Um cirurgião ‘violentamente anti-semita’ do NHS que apelou à ‘morte de Israel’ e disse aos judeus ‘seus idiotas fedorentos’ para deitarem fora a vossa Torá’ foi suspenso.
O cirurgião vascular Dr. Muhammad Abdelmoez Abdelmoughani Khalil, que se qualificou pela Universidade do Cairo em 2001, foi considerado inapto para exercer a profissão e recebeu uma suspensão de nove meses após uma audiência do Medical Practitioners Tribunal Service (MPTS).
As postagens “extremos” do Dr. Khalil nas redes sociais vieram à tona depois que reclamações formais foram apresentadas ao órgão de vigilância médica UK Lawyers for Israel (UKLFI).
Entre o material exposto, que foi partilhado com o Daily Mail, estava a imagem de uma bandeira israelita riscada a vermelho com as palavras ‘Morte a Israel’.
Noutra publicação partilhada na sua conta Instagram, o Dr. Khalil negou que o Hamas tenha cometido o massacre de 7 de outubro de 2023, acusando em vez disso Israel e os meios de comunicação ocidentais de fabricarem relatórios sobre o que aconteceu.
A postagem dizia: “A propaganda israelense e ocidental começou a demonizar o que aconteceu e depois a espalhar mentiras patéticas sobre o assassinato e o estupro de crianças e mulheres para justificar um ataque brutal e sério em Gaza.
‘Israel e os meios de comunicação ocidentais mentiram escandalosamente sem qualquer prova.’
Ele culpou os ‘sionistas’ depois que o Instagram restringiu sua conta.
Cirurgião vascular Dr. Muhammad Khalil suspenso por nove meses por postagens antissemitas nas redes sociais
Uma das postagens do Dr. Khalil mostrava a imagem de uma bandeira israelense cruzada em vermelho com as palavras “Morte a Israel”.

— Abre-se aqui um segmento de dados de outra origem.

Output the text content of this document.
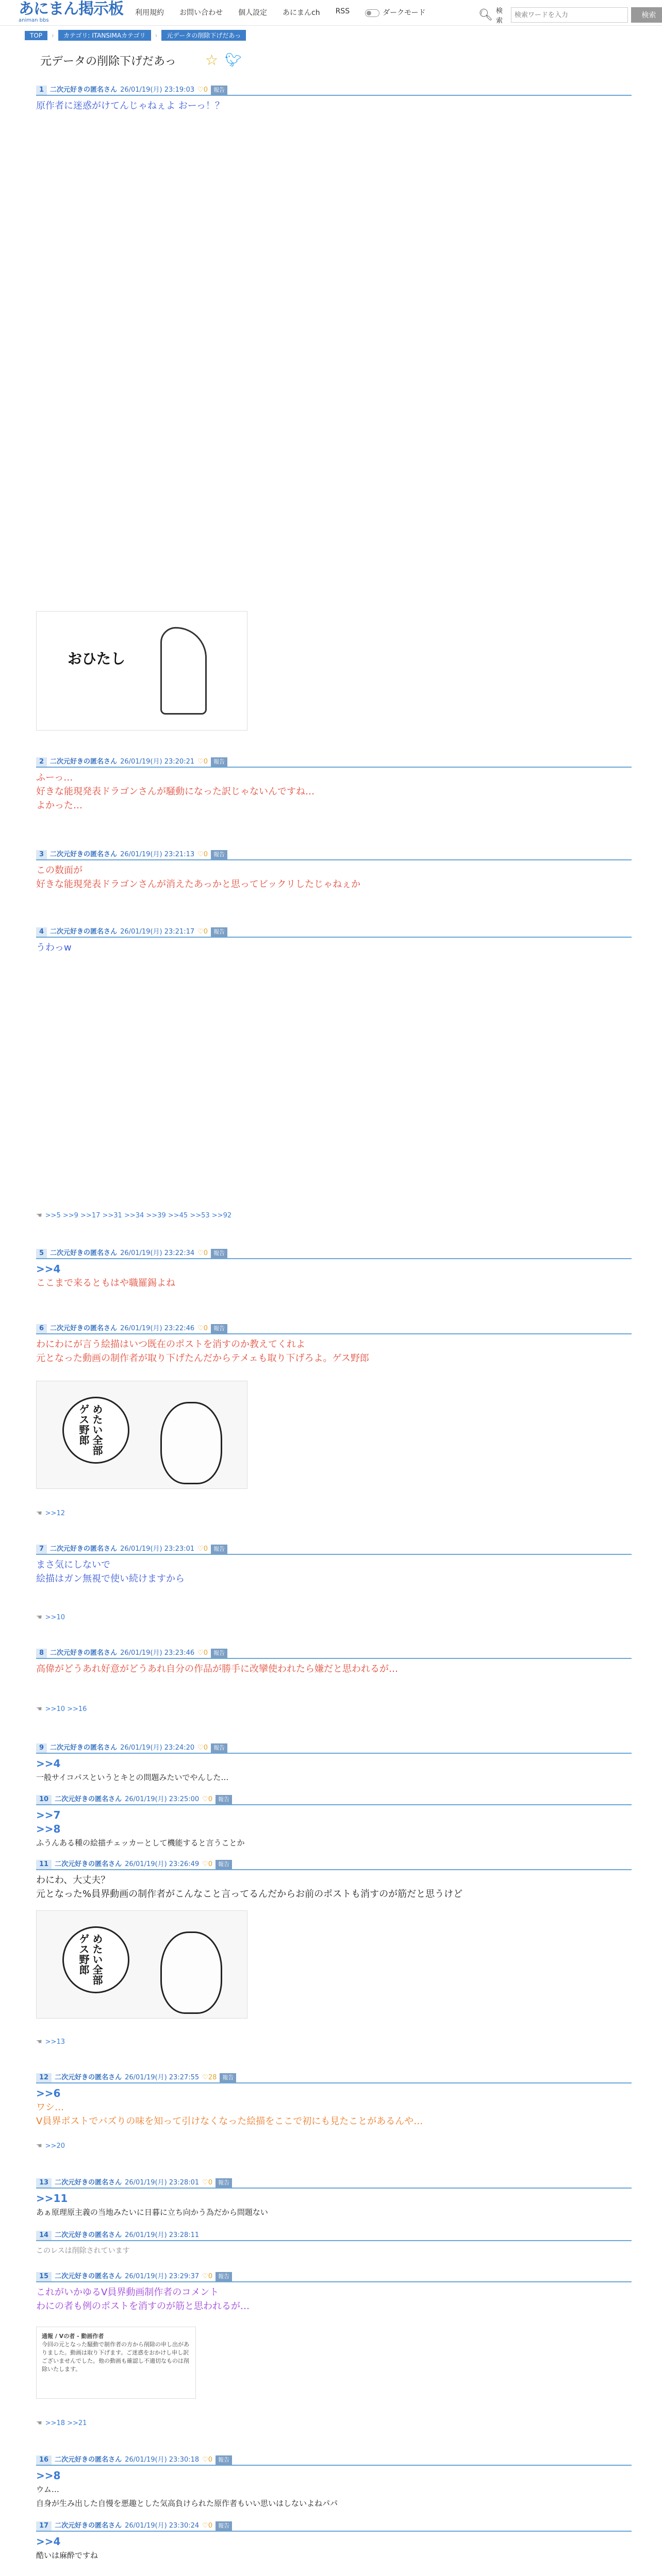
あにまん掲示板
animan bbs
利用規約 お問い合わせ 個人設定 あにまんch RSS	ダークモード	🔍︎ 検索
検索ワードを入力
検索
TOP	›	カテゴリ: ITANSIMAカテゴリ	›	元データの削除下げだあっ
元データの削除下げだあっ ☆ 🐦︎
1 二次元好きの匿名さん 26/01/19(月) 23:19:03 ♡0	報告
原作者に迷惑がけてんじゃねぇよ おーっ！？
おひたし
2 二次元好きの匿名さん 26/01/19(月) 23:20:21 ♡0	報告
ふーっ…
好きな能現発表ドラゴンさんが騒動になった訳じゃないんですね…
よかった…
3 二次元好きの匿名さん 26/01/19(月) 23:21:13 ♡0	報告
この数面が
好きな能現発表ドラゴンさんが消えたあっかと思ってビックリしたじゃねぇか
4 二次元好きの匿名さん 26/01/19(月) 23:21:17 ♡0	報告
うわっw
☚ >>5 >>9 >>17 >>31 >>34 >>39 >>45 >>53 >>92
5 二次元好きの匿名さん 26/01/19(月) 23:22:34 ♡0	報告
>>4
ここまで来るともはや職羅錫よね
6 二次元好きの匿名さん 26/01/19(月) 23:22:46 ♡0	報告
わにわにが言う絵描はいつ既在のポストを消すのか教えてくれよ
元となった動画の制作者が取り下げたんだからテメェも取り下げろよ。ゲス野郎
めたい全部ゲス野郎
☚ >>12
7 二次元好きの匿名さん 26/01/19(月) 23:23:01 ♡0	報告
まさ気にしないで
絵描はガン無視で使い続けますから
☚ >>10
8 二次元好きの匿名さん 26/01/19(月) 23:23:46 ♡0	報告
高偉がどうあれ好意がどうあれ自分の作品が勝手に改攣使われたら嫌だと思われるが…
☚ >>10 >>16
9 二次元好きの匿名さん 26/01/19(月) 23:24:20 ♡0	報告
>>4
一般サイコパスというとキとの問題みたいでやんした…
10 二次元好きの匿名さん 26/01/19(月) 23:25:00 ♡0	報告
>>7
>>8
ふうんある種の絵描チェッカーとして機能すると言うことか
11 二次元好きの匿名さん 26/01/19(月) 23:26:49 ♡0	報告
わにわ、大丈夫？
元となった%員界動画の制作者がこんなこと言ってるんだからお前のポストも消すのが筋だと思うけど
めたい全部ゲス野郎
☚ >>13
12 二次元好きの匿名さん 26/01/19(月) 23:27:55 ♡28	報告
>>6
ワシ…
V員界ポストでバズりの味を知って引けなくなった絵描をここで初にも見たことがあるんや…
☚ >>20
13 二次元好きの匿名さん 26/01/19(月) 23:28:01 ♡0	報告
>>11
あぁ原理原主義の当地みたいに日暮に立ち向かう為だから問題ない
14 二次元好きの匿名さん 26/01/19(月) 23:28:11
このレスは削除されています
15 二次元好きの匿名さん 26/01/19(月) 23:29:37 ♡0	報告
これがいかゆるV員界動画制作者のコメント
わにの者も例のポストを消すのが筋と思われるが…
通報 / Vの者 - 動画作者
今回の元となった騒動で制作者の方から削除の申し出がありました。動画は取り下げます。ご迷惑をおかけし申し訳ございませんでした。他の動画も確認し不適切なものは削除いたします。
☚ >>18 >>21
16 二次元好きの匿名さん 26/01/19(月) 23:30:18 ♡0	報告
>>8
ウム…
自身が生み出した自慢を悪趣とした気高負けられた原作者もいい思いはしないよねパパ
17 二次元好きの匿名さん 26/01/19(月) 23:30:24 ♡0	報告
>>4
酷いは麻酔ですね
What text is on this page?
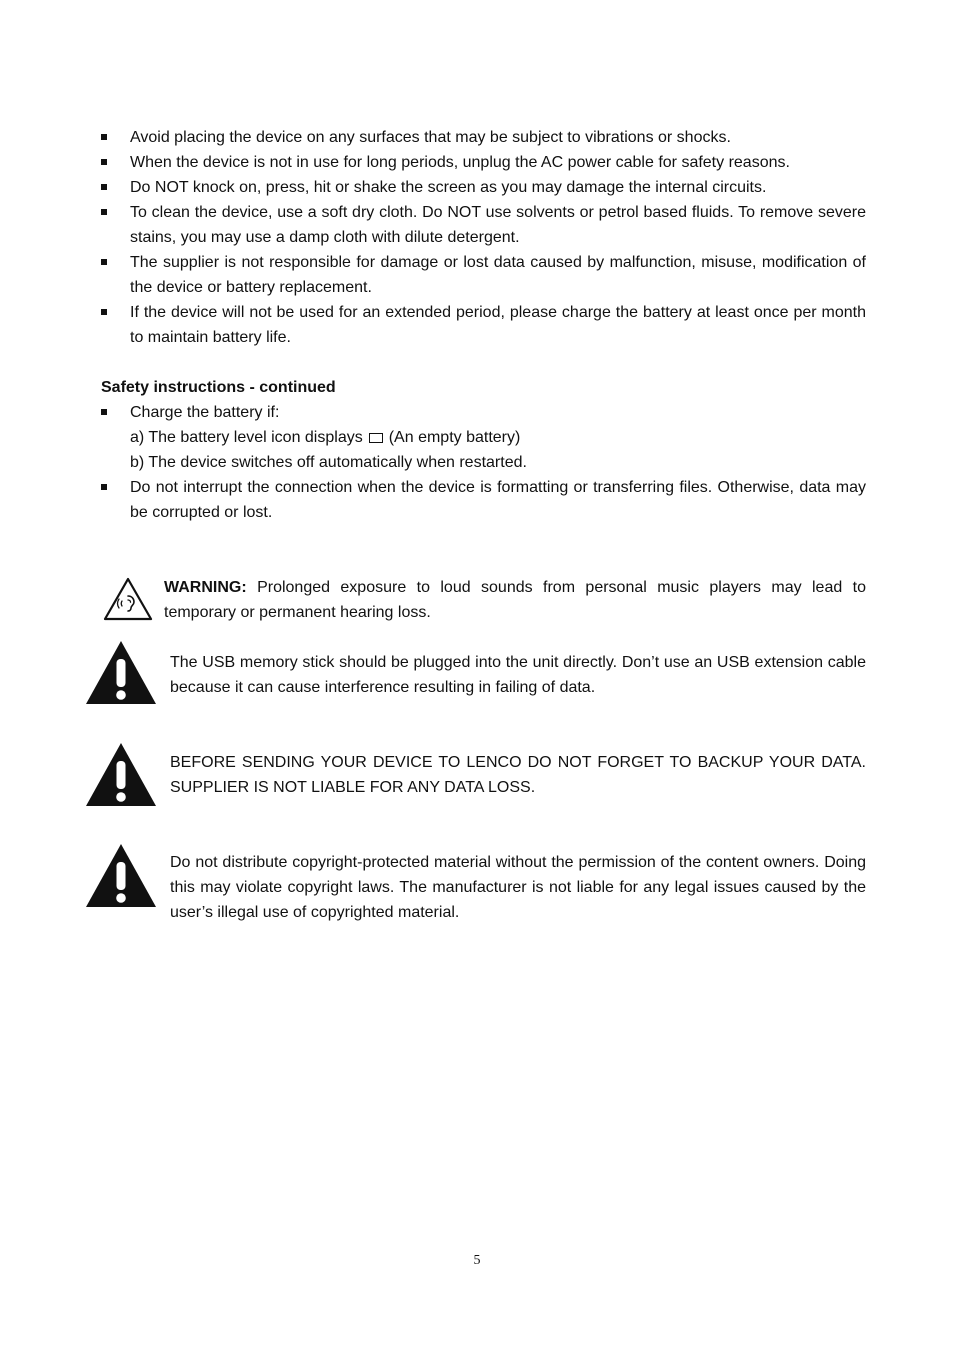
Avoid placing the device on any surfaces that may be subject to vibrations or shocks.
When the device is not in use for long periods, unplug the AC power cable for safety reasons.
Do NOT knock on, press, hit or shake the screen as you may damage the internal circuits.
To clean the device, use a soft dry cloth. Do NOT use solvents or petrol based fluids. To remove severe stains, you may use a damp cloth with dilute detergent.
The supplier is not responsible for damage or lost data caused by malfunction, misuse, modification of the device or battery replacement.
If the device will not be used for an extended period, please charge the battery at least once per month to maintain battery life.

Safety instructions - continued

Charge the battery if:
a) The battery level icon displays (An empty battery)
b) The device switches off automatically when restarted.
Do not interrupt the connection when the device is formatting or transferring files. Otherwise, data may be corrupted or lost.
WARNING: Prolonged exposure to loud sounds from personal music players may lead to temporary or permanent hearing loss.
The USB memory stick should be plugged into the unit directly. Don’t use an USB extension cable because it can cause interference resulting in failing of data.
BEFORE SENDING YOUR DEVICE TO LENCO DO NOT FORGET TO BACKUP YOUR DATA. SUPPLIER IS NOT LIABLE FOR ANY DATA LOSS.
Do not distribute copyright-protected material without the permission of the content owners. Doing this may violate copyright laws. The manufacturer is not liable for any legal issues caused by the user’s illegal use of copyrighted material.
5
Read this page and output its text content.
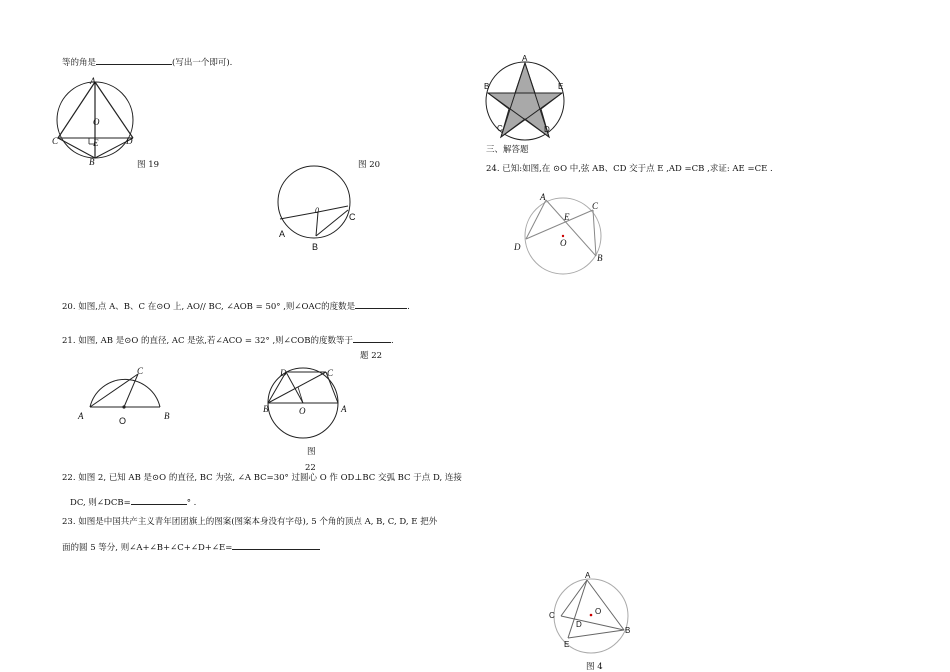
等的角是	(写出一个即可).
A
O
C	E	D
B	图 19	图 20
0
C
A
B
A
B	E
C	D
三、解答题
24. 已知:如图,在 ⊙O 中,弦 AB、CD 交于点 E ,AD =CB ,求证: AE =CE .
A
C
E
O
D
B
20. 如图,点 A、B、C 在⊙O 上, AO// BC, ∠AOB = 50° ,则∠OAC的度数是	.
21. 如图, AB 是⊙O 的直径, AC 是弦,若∠ACO = 32° ,则∠COB的度数等于	.
题 22
C
A	O	B
D	C
B	O	A
图
22
22. 如图 2, 已知 AB 是⊙O 的直径, BC 为弦, ∠A BC=30° 过圆心 O 作 OD⊥BC 交弧 BC 于点 D, 连接
DC, 则∠DCB=	° .
23. 如图是中国共产主义青年团团旗上的图案(图案本身没有字母), 5 个角的顶点 A, B, C, D, E 把外
面的圆 5 等分, 则∠A+∠B+∠C+∠D+∠E=
A
C	O
D
B
E
图 4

Em uma de suas postagens, o Dr. Khalil negou que o Hamas tenha cometido o massacre de 7 de outubro de 2023.
Outra postagem reproduziu uma citação do ex-presidente egípcio Gamal Abdel Nasser pedindo a “aniquilação total” de Israel.
Seu perfil também contém uma mensagem abertamente antissemita, que diz: “Nós, os árabes, vamos varrer vocês completamente da face da terra! Você pode enfiar sua Torá, seu Talmud, seu Moisés e todos os seus profetas para seu traseiro fedorento.
Dr. Khalil trabalhava no Liverpool University Hospitals NHS Foundation Trust no momento da denúncia.
Seu perfil no LinkedIn revela que ele já trabalhou no Guy’s and St Thomas’, UCLH, no Royal Free e, mais recentemente, no Kent and Canterbury Hospital.
O UKLFI disse que o material “violentamente anti-semita” demonstrava extrema hostilidade para com israelenses e judeus e levantava preocupações sobre se os pacientes judeus ou israelenses poderiam se sentir seguros sendo tratados por médicos.
Uma audiência do MPTS foi realizada em Manchester no início deste mês, com a decisão completa publicada em breve.
O UKLFI descreveu as postagens do Dr. Khalil como “extremos” e “nojentas”.
Um porta-voz disse: “Saudamos a conclusão do tribunal de que a aptidão do Dr. Khalil para exercer a profissão estava prejudicada e a decisão de suspendê-lo por nove meses.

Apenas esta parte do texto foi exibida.